Wednesday, April 20, 2022

How It Works: Temporary Objects - User Transaction Scope

Temporary tables (create table #tmp, select into #tmp, declare @t table, internal worktables from sorts, internal spills from hashes, table valued parameters, cursors, etc.) are commonplace for SQL Server applications. There are many discussions pertaining to temporary table caching, recompile and such aspects. This post discusses physical metadata storage as it relates to performance.

 

There are many ways to create and use temporary tables, here is one example:

 

declare @t table (id int NOT NULL PRIMARY KEY CLUSTERED, name sysname)

insert into @t select object_id, name from sys.objects
select * from @t

 

The example uses a temporary table variable. The behavior is similar, often the same, for a traditional temporary table like #t or a table declared from a table type, worktable, temporary index, etc.  The key point in this discussion is the transaction declaration scope.

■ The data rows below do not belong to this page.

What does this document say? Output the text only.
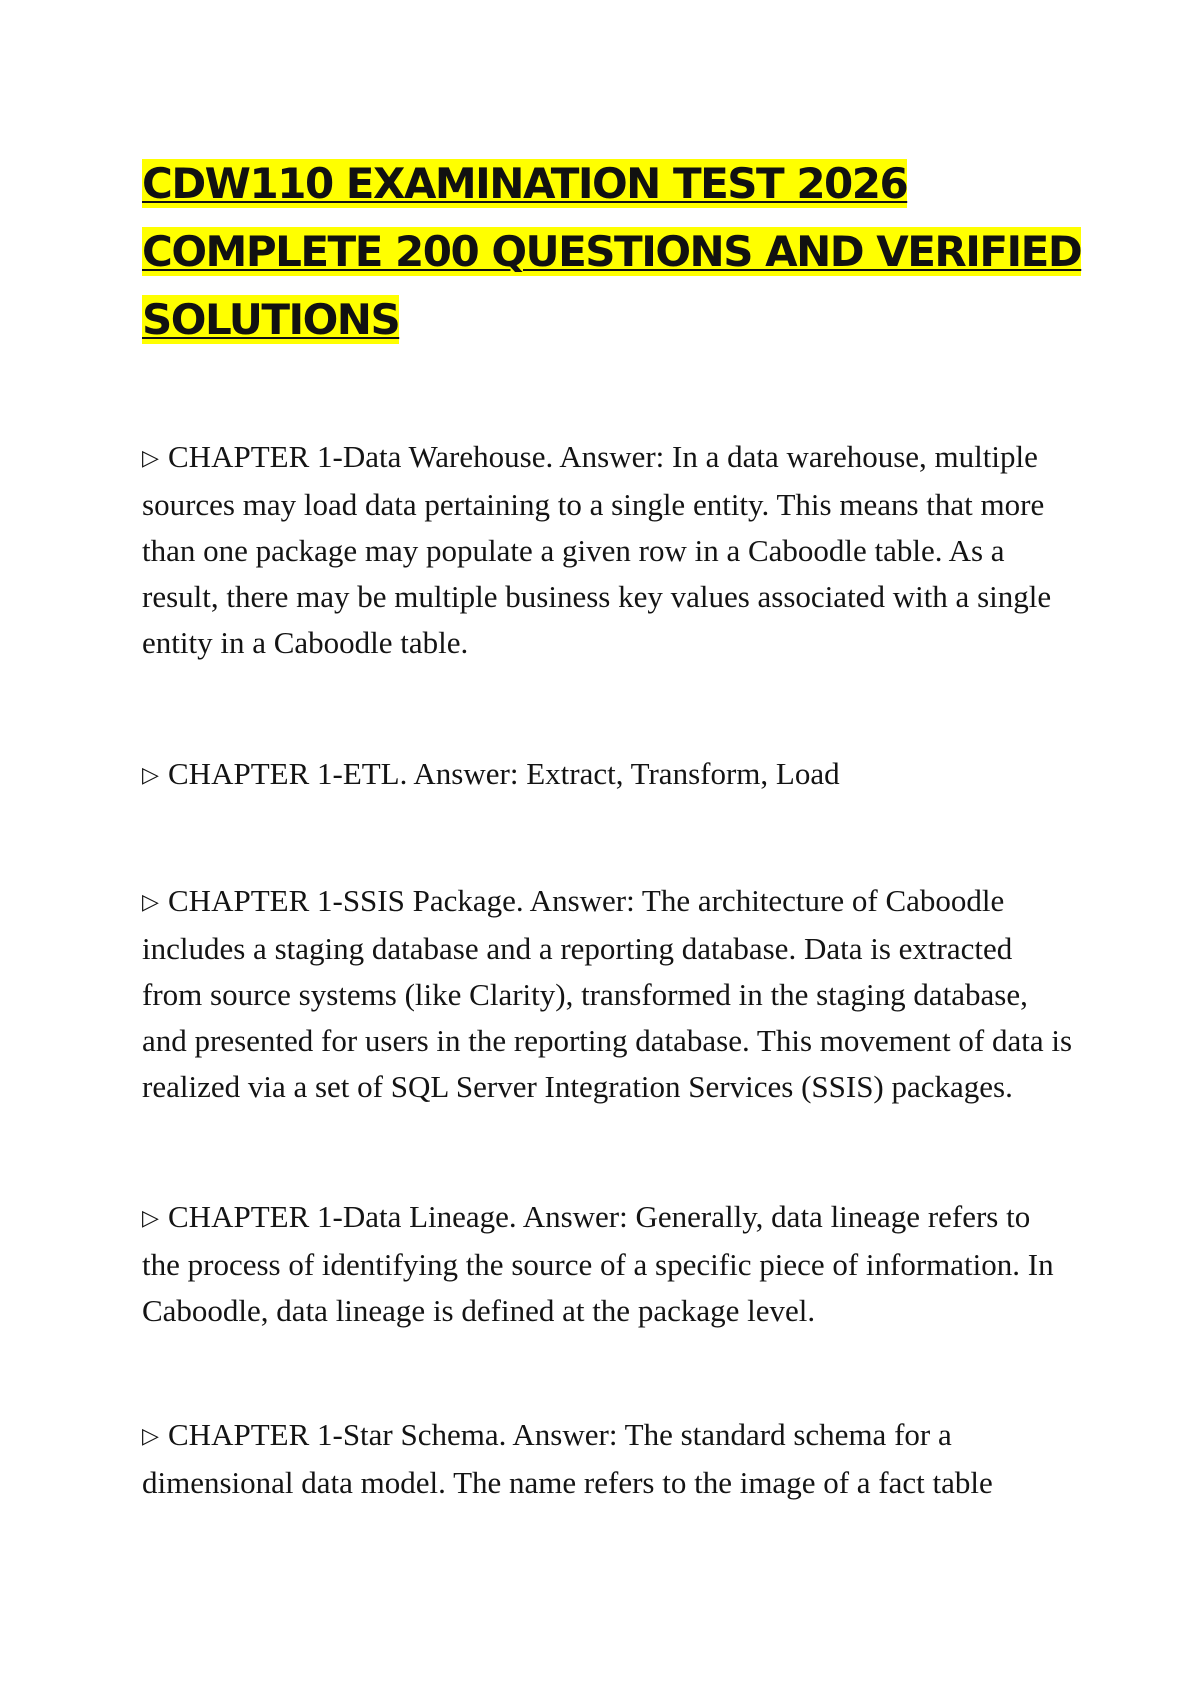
CDW110 EXAMINATION TEST 2026
COMPLETE 200 QUESTIONS AND VERIFIED
SOLUTIONS

▷ CHAPTER 1-Data Warehouse. Answer: In a data warehouse, multiple sources may load data pertaining to a single entity. This means that more than one package may populate a given row in a Caboodle table. As a result, there may be multiple business key values associated with a single entity in a Caboodle table.

▷ CHAPTER 1-ETL. Answer: Extract, Transform, Load

▷ CHAPTER 1-SSIS Package. Answer: The architecture of Caboodle includes a staging database and a reporting database. Data is extracted from source systems (like Clarity), transformed in the staging database, and presented for users in the reporting database. This movement of data is realized via a set of SQL Server Integration Services (SSIS) packages.

▷ CHAPTER 1-Data Lineage. Answer: Generally, data lineage refers to the process of identifying the source of a specific piece of information. In Caboodle, data lineage is defined at the package level.

▷ CHAPTER 1-Star Schema. Answer: The standard schema for a dimensional data model. The name refers to the image of a fact table
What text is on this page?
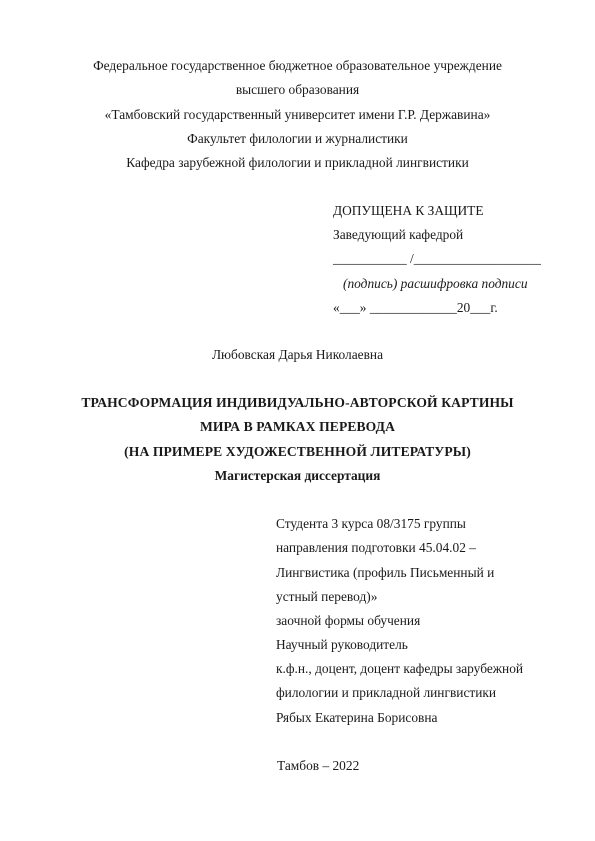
Федеральное государственное бюджетное образовательное учреждение
высшего образования
«Тамбовский государственный университет имени Г.Р. Державина»
Факультет филологии и журналистики
Кафедра зарубежной филологии и прикладной лингвистики
ДОПУЩЕНА К ЗАЩИТЕ
Заведующий кафедрой
___________ /___________________
(подпись) расшифровка подписи
«___» _____________20___г.
Любовская Дарья Николаевна
ТРАНСФОРМАЦИЯ ИНДИВИДУАЛЬНО-АВТОРСКОЙ КАРТИНЫ
МИРА В РАМКАХ ПЕРЕВОДА
(НА ПРИМЕРЕ ХУДОЖЕСТВЕННОЙ ЛИТЕРАТУРЫ)
Магистерская диссертация
Студента 3 курса 08/3175 группы
направления подготовки 45.04.02 –
Лингвистика (профиль Письменный и
устный перевод)»
заочной формы обучения
Научный руководитель
к.ф.н., доцент, доцент кафедры зарубежной
филологии и прикладной лингвистики
Рябых Екатерина Борисовна
Тамбов – 2022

When a temporary table is declared in a batch (dynamic) the table is bound to the user transaction lifetime whereas when the table is part of a T-SQL procedure or function the table is bound to a system transaction and can be cached/reused.

 

When the temporary table is bound to the user transaction it is both created and destroyed as part of the transaction.  The same logic in a procedure attempts to avoid the creation and destruction, for each execution, by using temporary table caching.

 

From the issue I was debugging, the user transaction scope mattered because creation and destruction of metadata may be an expensive operation.  The reported behavior was heavy latch contention in tempdb, usually on a single page.  Debugging the problem revealed the page contended in tempdb was associated with the internal (sysobjvalues) table, which tracks the metadata (table, columns, indexes, temporary statistics, etc.)

 

BobDorr_1-1650467227097.png

 

Here is a simplified reproduction of the contention:

 

ostress -E -S. -Q"sp_executesql N'declare @t table (c1 varchar(100)); select * from @t';declare @t table (c1 varchar(100)); select * from @t" -dtest -n256 -r9999999 -q

 

It turns out the application declared and used several temporary table variables, with lots of columns, as part of the same batch request.  Furthermore, the workload could have 800+ concurrent session executions, of the common batch request, resulting in the contention to create and destroy the tempdb metadata.  In fact, the workload also included indexes for the temporary table variable, adding to the metadata overhead.

 

The heavy reliance on dynamic, temporary objects resulted in the tempdb, metadata contention as each of the 800+ sessions issued create and drop operations, traversing the same sysobjvalues information and serializing on the latch.

 

To reduce the tempdb, latch contention and improve performance the application changed the batch to a stored procedure, allowing SQL Server to use temporary table caching when possible and eliminating the need to perform create and drop activities for each execution.

Temporary objects can be helpful and a necessary part of query logic.  However, be aware that constant creation and destruction activities may be expensive, may limit scalability, and impacts performance.

 

Review your use of temporary objects as the use can often be eliminated or reduced (cursor turned into select statement, sort and hash spills to tempdb may be avoiding with proper indexing, etc.)